Every Thursday night in college, I knew something fun was going to happen. My best friends would come home after their classes ended and we'd get a jumpstart on our weekend celebrations. Countless memories were made and turned into stories that would later be retold with sporadic detail, occasionally accompanied with some rather unfortunate pictures. Nicknames with absurd and illogical origins were assigned, songs that would soon be labeled as 'retro' were belted out with unfounded passion. Any notions of fear of upcoming research papers or final exams were washed away and replaced with the feeling of knowing you were exactly where you were supposed to be.

Over the past four years, that feeling has faded from constant to periodic. The excitement of the unknown has been replaced with tension and anxiety. But when I'm fortunate enough to find myself in the company of the two women who made my college experience everything it could have been, that feeling returns and lingers, as if no time has passed at all. Sitting around a table, eating pizza, exchanging stories about our lives, it feels like nothing has changed. Hanging out with them after such a long absence is like slipping back underneath the covers after running outside on a cold Saturday morning to get the newspaper. The pillows are arranged perfectly, no matter which way you toss or turn, you find a comfortable spot. The sheets are still warm, easing you back into a peaceful rest. You are exactly where you're supposed to be.

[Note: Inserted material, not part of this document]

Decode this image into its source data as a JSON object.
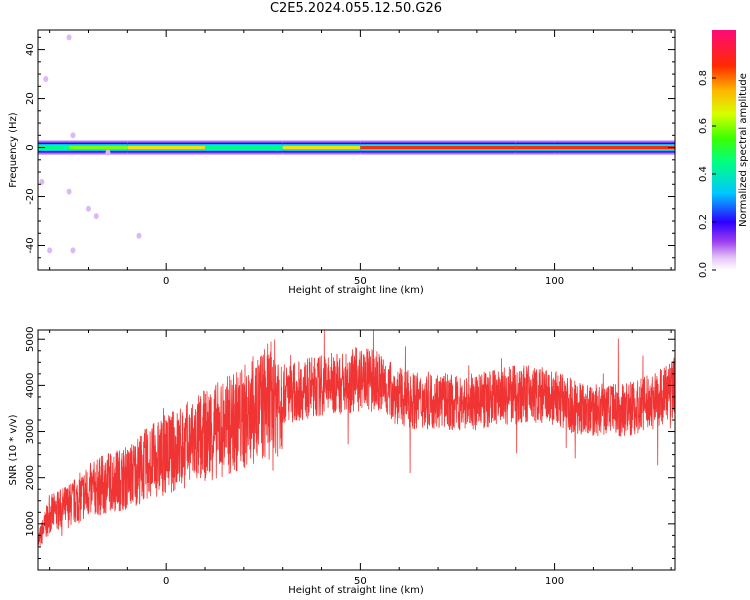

All the concerns I have about my life and my career have faded away like a hazy fog on an early summer morning. I consider myself lucky that I've found not just one, but two people who have the ability to wash away any fear and give me the confidence to face whatever challenge lay in front of me. Their presence in my life is like finding that favorite sweater you thought you'd lost. Hours pass like minutes, and before I know it, we're saying goodbye, making plans for the next reunion. And while time between our get-togethers varies, usually longer than any of us would like, I know we will find the time. But no matter how long we've been away, and no matter how long it's been since we've seen each other, saying hello is like going home again. And I know I'm exactly where I'm supposed to be.